I present a case study of applied data from reports written by Aswath Damodaran. I disagree with many of the techniques developed by Damodoran (which generally overestimate the cost of capital), and I have published some of my critiques on my website. However, for comparison and reference, I present alternative views of the cost of capital. Damodaran’s cost of capital estimates for Pakistan for typical companies are shown below. The table is an estimate of the general cost of capital in Pakistan (if the company had a beta of one) and not specific to the energy industry. Updates of the Damodaran cost of capital estimates produce a decline in the cost of capital from 19.96% in 2014 to 10.99% in 2021.

The decline in cost of capital for Pakistan is largely driven by a dramatic decline in the country risk premium.  The 2021 cost of capital of 10.99% which includes default credit spreads as the basis for the country risk premium is lower than the recommendation that I made (even if it is a general number and not directly associated with the specific generation companies).


The data from historic Damodaran reports is inclded in the file below. I hope you are asking why if the real risk of governement default can have these kind of swings from year to year. If you are asking whether the dramatic changes in country risk premium represent swings in true risks faced by investors of contract defaults (what country risk is supposed to measure), I think you are correct.
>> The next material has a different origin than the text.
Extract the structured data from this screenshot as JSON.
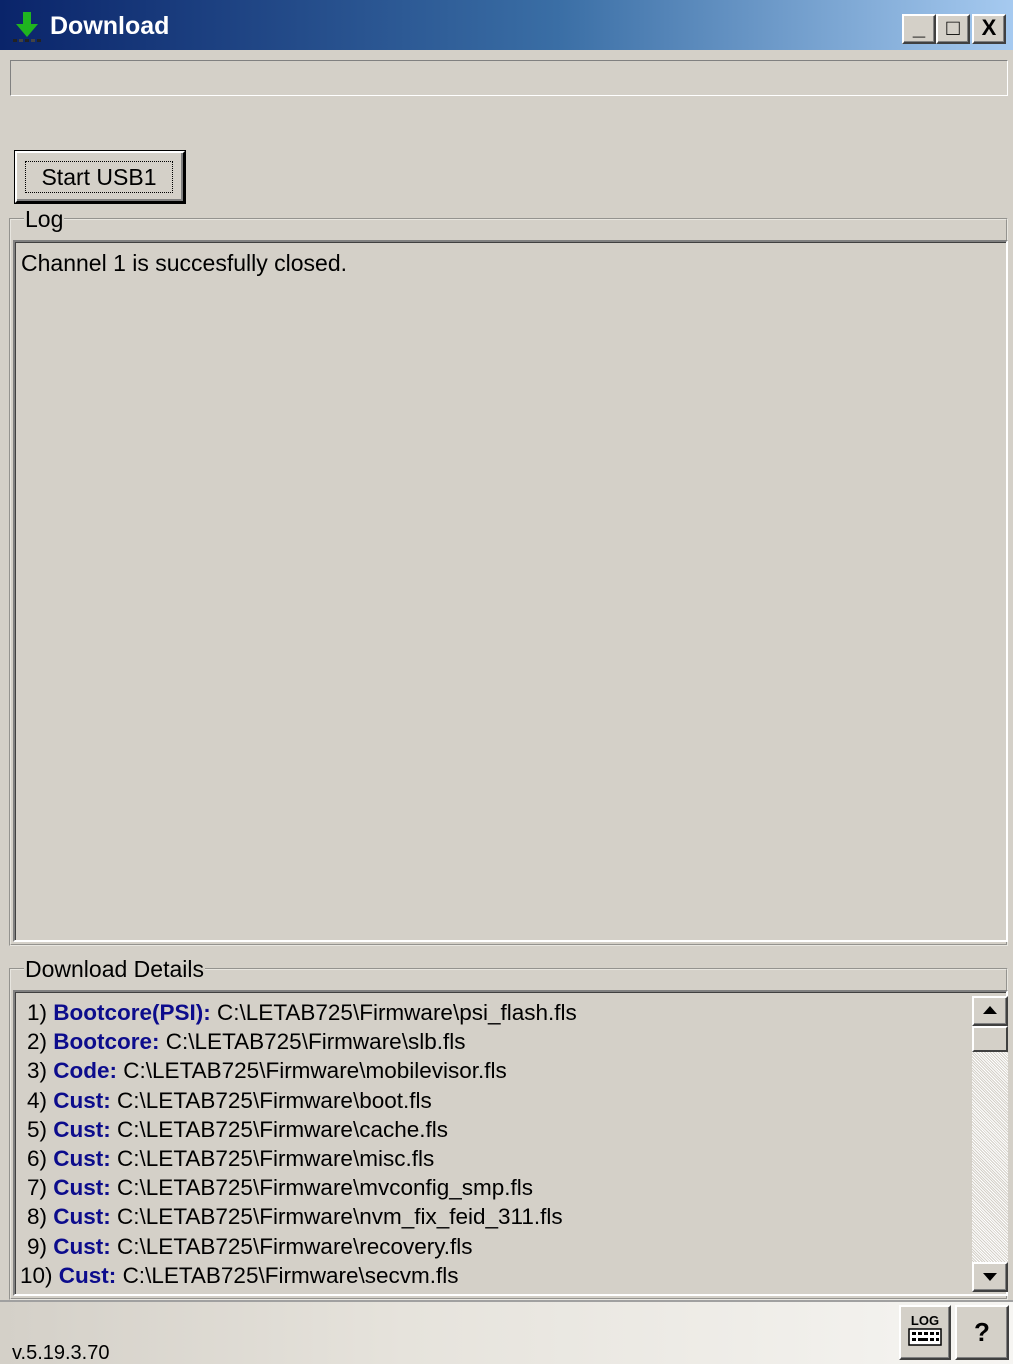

The final part of the risk premium involves the country risk premium or CRP.  The CRP is a controversial item that suggests the risks of investing in countries like Pakistan are greater than investing in developed countries because the country of Pakistan may not repay debt. In the context of price regulated electricity where payments are made by the government, it may reasonable to expect that if the government cannot pay foreign debts, that it will also not be able to make payments associated with the PPA contracts. In addition to the credit spread that corresponds to the default risk, it can be argued that equity experiences added risk because of the priority for debt in paying cash flow.  The CRP has been derived from differences in the borrowing rate between Pakistan and the yield on US bonds in other studies (e.g., Damodaran). This credit spreads that are shown in Figure 5 show that credit spreads have come down since the beginning of the pandemic. Current spreads for Pakistani government default risk vary between 4.5% and 7.5%. If markets were efficient, these spreads which are theoretically driven by the risk of default on government debt. These spreads imply very high implied probabilities of default and are driven by questionable assessments of risk made by credit rating agencies.  would be a reasonable representation of the true default probability.

Some of the literature on Country Risk Premium suggests that it is better to make direct assessments about the cash flow loss from country risk rather than making an arbitrary premium adjustment.  Unfortunately, these assessments are often made using vague statements rather than an illustration of how the analysis would work. Table 13 illustrates that you could set-up a cash flow table and include scenarios where country policies result in lower cash flow.  If you put a probability on the loss of cash flow, you can compute the IRR that is realised and evaluate back into the country risk premium. Table 13 demonstrates in a hypothetical example, that if you make an assumption about the probability that cash flows will be reduced and also the time period of the reduction, that you can back into the country risk premium. The issue with this method is that NEPRA would have to make an assessment that defaults occur because of its own actions.